An Unnecessary Role

embracing false choices

Archive for the ‘Twitter’ Category

How Twitter has turned everyone into journalists, and not in a good way

with one comment

I love Twitter. It’s a one stop shop for the latest news, silly jokes and links to interesting stuff, a curated list of friends, experts and contacts. In the best modern local government tradition it lets you do more with less, compressing what would previously have been half a morning’s aimless web browsing into a quick check of your feed.

That said,what drew me to Twitter was the organic way the latest news and interesting content percolated through your feed, and the way you were drawn into an overheard conversation about the world and events, rather than being slapped round the face with the LATEST NEWS, forced to read in a linear fashion the pre-mediated news priorities of the mainstream.
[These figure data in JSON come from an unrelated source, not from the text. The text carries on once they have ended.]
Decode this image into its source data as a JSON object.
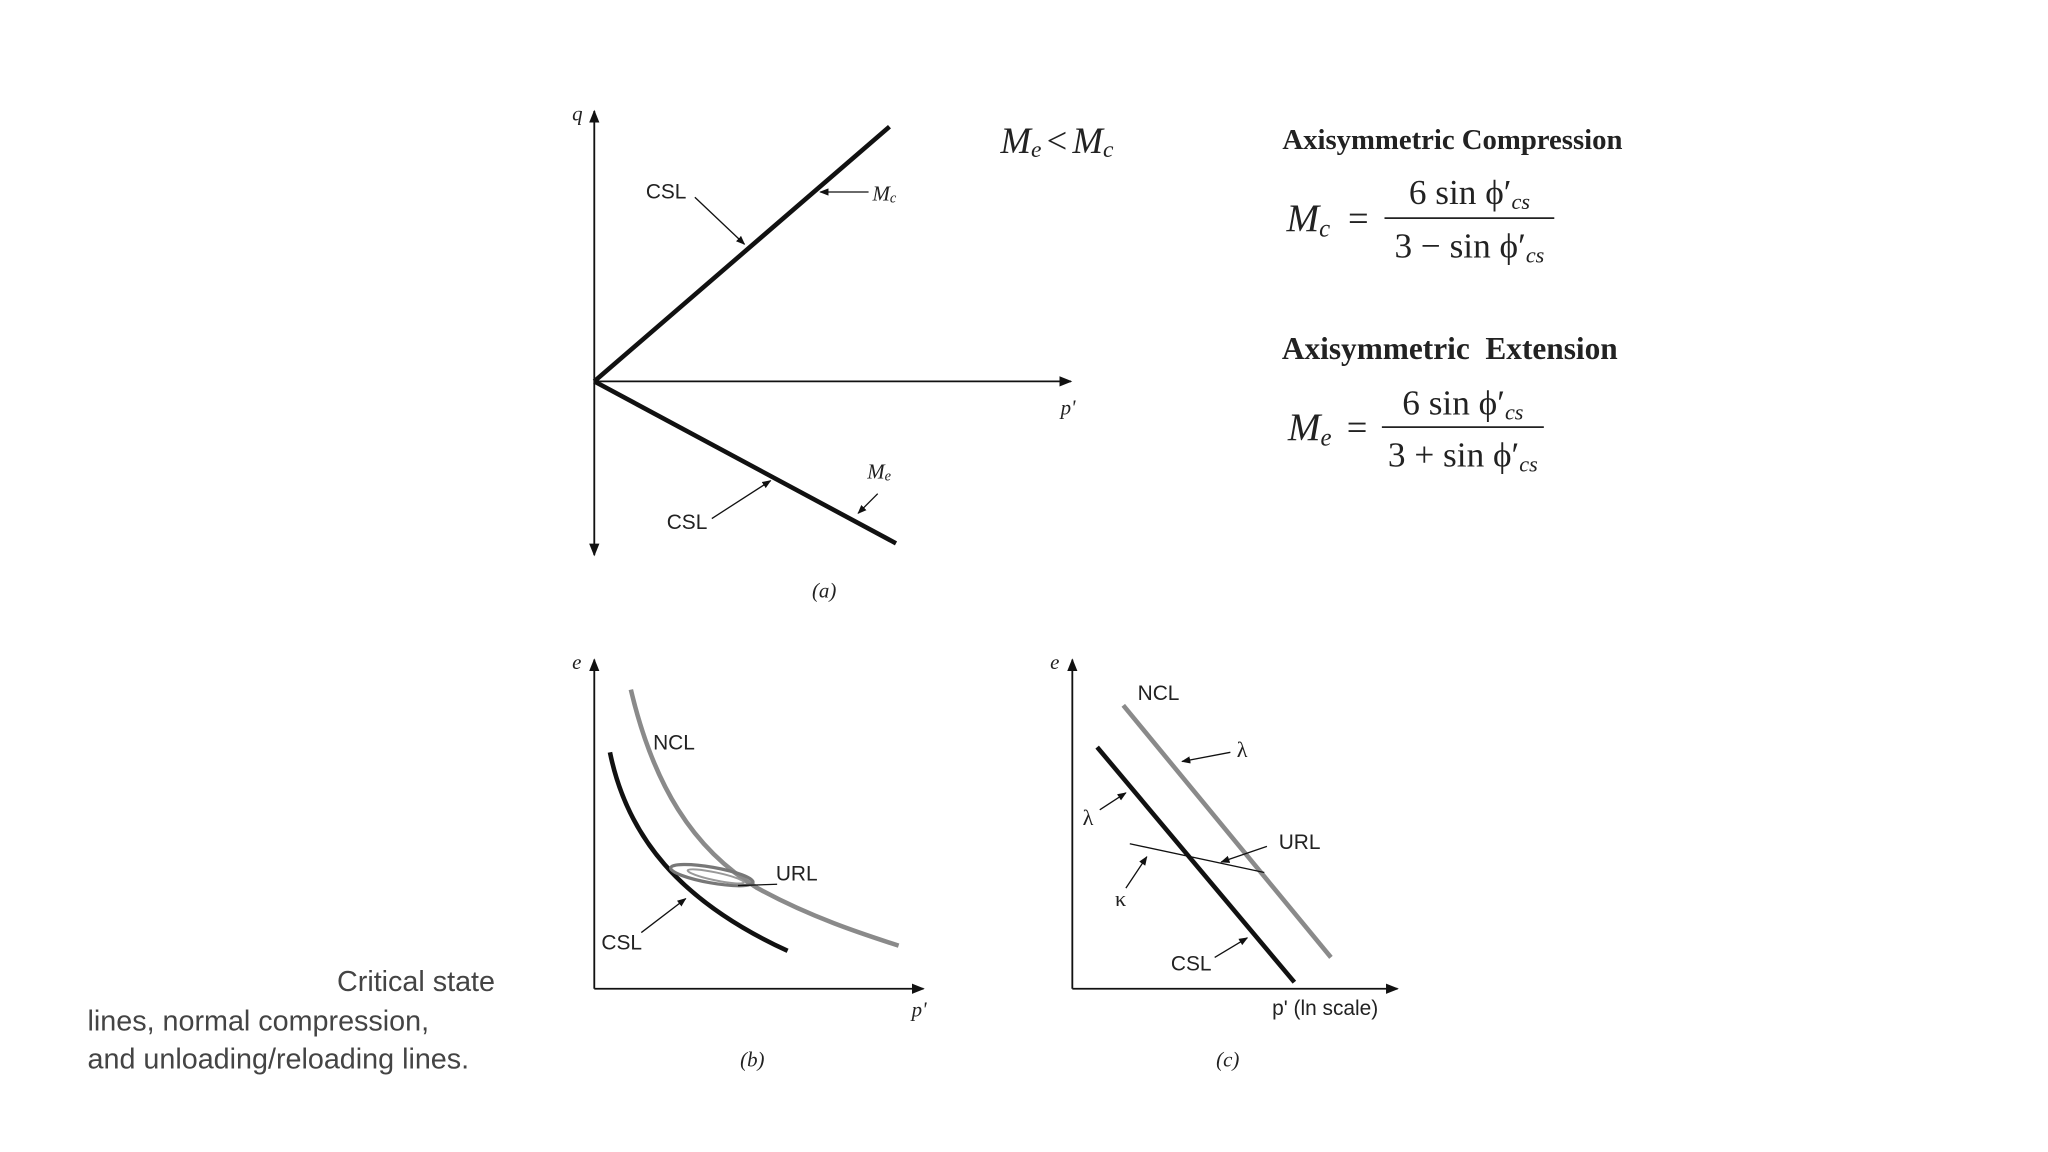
{
  "panel_a": {
    "q_axis": "q",
    "p_axis": "p'",
    "csl_upper": "CSL",
    "mc_label": {
      "main": "M",
      "sub": "c"
    },
    "csl_lower": "CSL",
    "me_label": {
      "main": "M",
      "sub": "e"
    },
    "caption": "(a)"
  },
  "relation": {
    "left": "M",
    "left_sub": "e",
    "op": "<",
    "right": "M",
    "right_sub": "c"
  },
  "compression": {
    "heading": "Axisymmetric Compression",
    "lhs": "M",
    "lhs_sub": "c",
    "equals": "=",
    "numerator": "6 sin ϕ′",
    "numerator_sub": "cs",
    "denominator": "3 − sin ϕ′",
    "denominator_sub": "cs"
  },
  "extension": {
    "heading": "Axisymmetric  Extension",
    "lhs": "M",
    "lhs_sub": "e",
    "equals": "=",
    "numerator": "6 sin ϕ′",
    "numerator_sub": "cs",
    "denominator": "3 + sin ϕ′",
    "denominator_sub": "cs"
  },
  "panel_b": {
    "e_axis": "e",
    "p_axis": "p'",
    "ncl": "NCL",
    "url": "URL",
    "csl": "CSL",
    "caption": "(b)"
  },
  "panel_c": {
    "e_axis": "e",
    "p_axis": "p' (ln scale)",
    "ncl": "NCL",
    "lambda_upper": "λ",
    "lambda_lower": "λ",
    "url": "URL",
    "kappa": "κ",
    "csl": "CSL",
    "caption": "(c)"
  },
  "slide_caption": {
    "lines": [
      "Critical state",
      "lines, normal compression,",
      "and unloading/reloading lines."
    ]
  }
}
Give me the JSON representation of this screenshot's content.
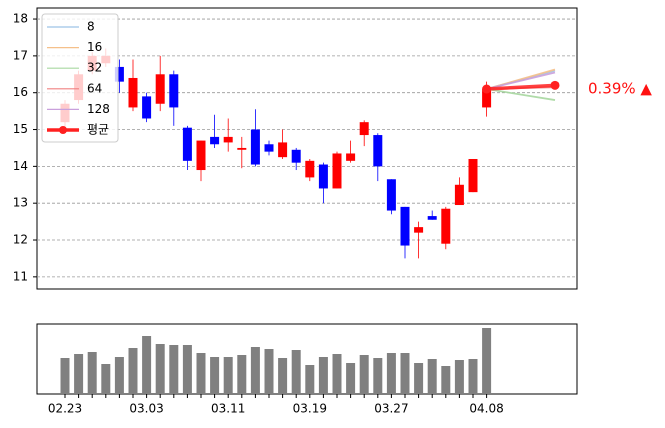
{
  "chart_data": [
    {
      "type": "candlestick",
      "open": [
        15.2,
        15.8,
        16.6,
        16.8,
        16.7,
        15.6,
        15.9,
        15.7,
        16.5,
        15.05,
        13.9,
        14.8,
        14.65,
        14.45,
        15.0,
        14.6,
        14.25,
        14.45,
        13.7,
        14.05,
        13.4,
        14.15,
        14.85,
        14.85,
        13.65,
        12.9,
        12.2,
        12.65,
        11.9,
        12.95,
        13.3,
        15.6
      ],
      "high": [
        15.8,
        16.6,
        17.1,
        17.2,
        16.9,
        16.9,
        16.0,
        17.0,
        16.6,
        15.1,
        14.7,
        15.4,
        15.3,
        14.8,
        15.55,
        14.7,
        15.0,
        14.5,
        14.2,
        14.1,
        14.4,
        14.7,
        15.25,
        14.9,
        13.65,
        12.9,
        12.5,
        12.8,
        12.9,
        13.7,
        14.2,
        16.3
      ],
      "low": [
        15.0,
        15.7,
        16.5,
        16.7,
        16.0,
        15.5,
        15.2,
        15.5,
        15.1,
        13.9,
        13.6,
        14.5,
        14.4,
        13.95,
        14.0,
        14.3,
        14.2,
        13.9,
        13.6,
        13.0,
        13.4,
        14.1,
        14.55,
        13.6,
        12.7,
        11.5,
        11.5,
        12.55,
        11.75,
        12.95,
        13.3,
        15.35
      ],
      "close": [
        15.7,
        16.5,
        17.0,
        17.0,
        16.3,
        16.4,
        15.3,
        16.5,
        15.6,
        14.15,
        14.7,
        14.6,
        14.8,
        14.5,
        14.05,
        14.4,
        14.65,
        14.1,
        14.15,
        13.4,
        14.35,
        14.35,
        15.2,
        14.0,
        12.8,
        11.85,
        12.35,
        12.55,
        12.85,
        13.5,
        14.2,
        16.1
      ],
      "up_color": "#ff0000",
      "down_color": "#0000ff",
      "ylim": [
        10.67,
        18.3
      ],
      "yticks": [
        11,
        12,
        13,
        14,
        15,
        16,
        17,
        18
      ],
      "grid": true,
      "legend": "upper left",
      "forecast": [
        {
          "name": "8",
          "color": "#9ec3e6",
          "values": [
            16.6
          ]
        },
        {
          "name": "16",
          "color": "#f5c08a",
          "values": [
            16.63
          ]
        },
        {
          "name": "32",
          "color": "#a8d8a0",
          "values": [
            15.8
          ]
        },
        {
          "name": "64",
          "color": "#f08080",
          "values": [
            16.15
          ]
        },
        {
          "name": "128",
          "color": "#c9a0dc",
          "values": [
            16.55
          ]
        },
        {
          "name": "평균",
          "color": "#ff2020",
          "values": [
            16.2
          ]
        }
      ],
      "annotation": "0.39% ▲"
    },
    {
      "type": "bar",
      "categories": [
        "02.23",
        null,
        null,
        null,
        null,
        null,
        "03.03",
        null,
        null,
        null,
        null,
        null,
        "03.11",
        null,
        null,
        null,
        null,
        null,
        "03.19",
        null,
        null,
        null,
        null,
        null,
        "03.27",
        null,
        null,
        null,
        null,
        null,
        null,
        "04.08"
      ],
      "values": [
        36,
        40,
        42,
        30,
        37,
        46,
        58,
        50,
        49,
        49,
        41,
        37,
        37,
        39,
        47,
        45,
        36,
        44,
        29,
        37,
        40,
        31,
        39,
        36,
        41,
        41,
        31,
        35,
        28,
        34,
        35,
        66
      ],
      "color": "#808080",
      "ylim": [
        0,
        70
      ]
    }
  ]
}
Now even non-journalists appear increasingly to use Twitter to ‘break news’, highlight their ‘in the know’ status and ‘drive the news agenda’.

This increasingly ‘mediarised’ part of Twitter includes not only print and broadcast journalists (who are at least only doing their job), but also the new breed of commentators and bloggers (although Andrew Sullivan would contest whether writing 1,500 words a week on whether Ed Miliband is right/wrong makes you a blogger), and the even newer breed of general Twitter users playing along.

It even has its own language. A faintly interesting article about an issue of the day is not merely something that you ‘must read’, but it is also a ‘must-read’ piece, or simply a ‘must-read’ alone.  There is the ubiquitous “BREAKING” (or worse “BREAK”) to denote something that the rest of Twitter hasn’t yet thought up an obvious joke about. And before something is BREAKING you must be ‘hearing’ it (as in “I’m hearing a big story is going to break overnight about the Cabinet” when you mean Liam Fox has leaked another letter).

And that’s how Twitter has turned people into journalists. It’s turned them into smug, insider journalists of the worst kind. Not citizens freed by social media to reveal their own truth through research, evidence and reportage, but people captured by or actively buying into a echo-chamber that lacks perspective, has an insatiable need for drama, and seeks out the latest news trend before dumping it and moving on to something else.

As I type the Twittersphere is ablaze with the completely untrue news that Piers Morgan has been suspended by CNN, after Jon Snow was conned by a fake account purporting to be a real journalist into posting news that isn’t real. Which just about sums this post up.

NB: The likelihood that I am guilty of some or all of the sins outlined in this post is very strong. Such rank hypocrisy means I am no better than the rest of us.  I should resign.